On the Role of Spin States in Donor-Acceptor based Solar Cells and Light Emitting Diodes
Prof. Vladimir Dyakonov, Universität Würzburg
By tuning the energy levels of donors and acceptors it is possible to increase the power conversion efficiency in OPV devices. However, this opens up a new loss pathway from an interfacial charge transfer state (CTS) to a triplet exciton (TE) state, the so-called electron back transfer (EBT), which can be detrimental to device performance. To verify this, we study TE formation in the high performing polymer-fullerene and soluble small molecule-fullerene blend systems and determine the impact of the morphology-optimizing additives. Using spin-sensitive optically detected magnetic resonance (ODMR) measurements at low temperature, we find that TEs in pristine materials from via intersystem crossing (ISC), whereas in donor-acceptor blends via EBT mechanism from CTS. Using electrically detected spin resonance (EDMR), the presence of these TEs is confirmed even at room temperature, highlighting that TEs form during solar cell operation and influence the photocurrent and photovoltage. Surprisingly, the superior performing blends are found to have the largest triplet population. It is concluded, that the formation of triplets has no crucial impact on device performance in organic solar cells. 
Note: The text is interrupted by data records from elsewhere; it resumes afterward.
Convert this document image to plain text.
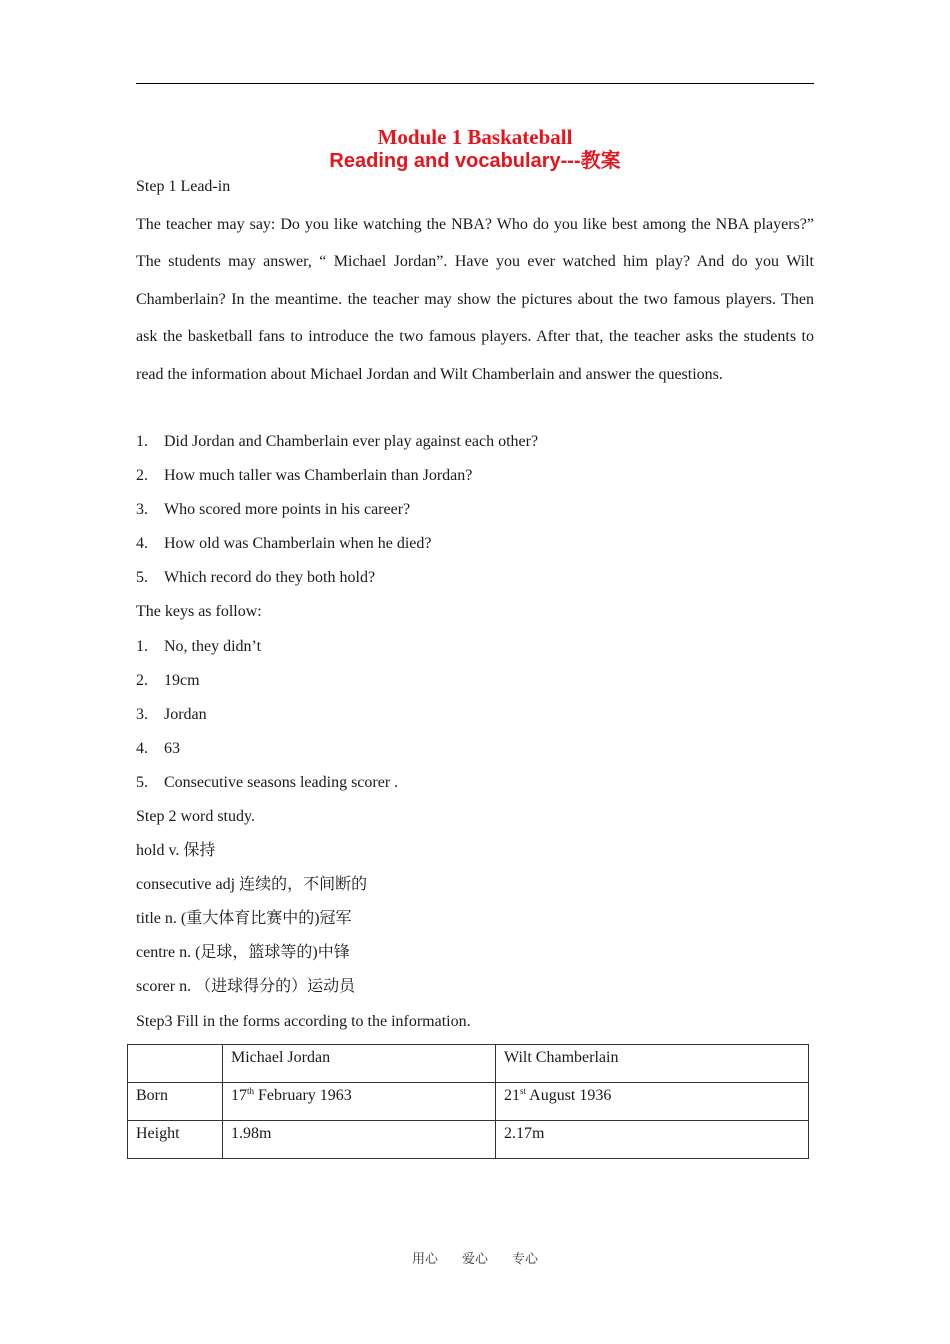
Module 1 Baskateball
Reading and vocabulary---教案
Step 1 Lead-in

The teacher may say: Do you like watching the NBA? Who do you like best among the NBA players?” The students may answer, “ Michael Jordan”. Have you ever watched him play? And do you Wilt Chamberlain? In the meantime. the teacher may show the pictures about the two famous players. Then ask the basketball fans to introduce the two famous players. After that, the teacher asks the students to read the information about Michael Jordan and Wilt Chamberlain and answer the questions.

1. Did Jordan and Chamberlain ever play against each other?
2. How much taller was Chamberlain than Jordan?
3. Who scored more points in his career?
4. How old was Chamberlain when he died?
5. Which record do they both hold?
The keys as follow:
1. No, they didn’t
2. 19cm
3. Jordan
4. 63
5. Consecutive seasons leading scorer .
Step 2 word study.
hold v. 保持
consecutive adj 连续的，不间断的
title n. (重大体育比赛中的)冠军
centre n. (足球，篮球等的)中锋
scorer n. （进球得分的）运动员
Step3 Fill in the forms according to the information.
	Michael Jordan	Wilt Chamberlain
Born	17th February 1963	21st August 1936
Height	1.98m	2.17m
用心 爱心 专心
Similar spin sensitive measurements were performed on Thermally Activated Delayed Fluorescence (TADF) light emitting devices, exploiting the mechanism of up-conversion of non-radiative triplet- to radiative singlet states in fluorescent donor-acceptor blends. We found a direct contribution of weakly bound exciplex states to electroluminescence being of reverse intersystem crossing (RISC) type. This process is strongly temperature dependent and we observed a crossover from recombination of weakly bound exciplex states to strongly bound TEs, i.e. from RISC to ISC mechanisms, by lowering the temperature and may thus exclude a direct contribution of triplet excitons to TADF. Our approach also allows the accurate determination of the singlet-triplet energy gap DEST for different material systems, which is the essential parameter governing device efficiency. 
1. a) H. Kraus, et al., Sci. Reps. 6, 29158 (2016); b) S. Väth, et al., Adv. Energy Mater. (2016). DOI: 10.1002/aenm.201602016.
2. S. Väth, et al., Adv. Optical Mater. (2016). DOI: 10.1002/adom.201600926.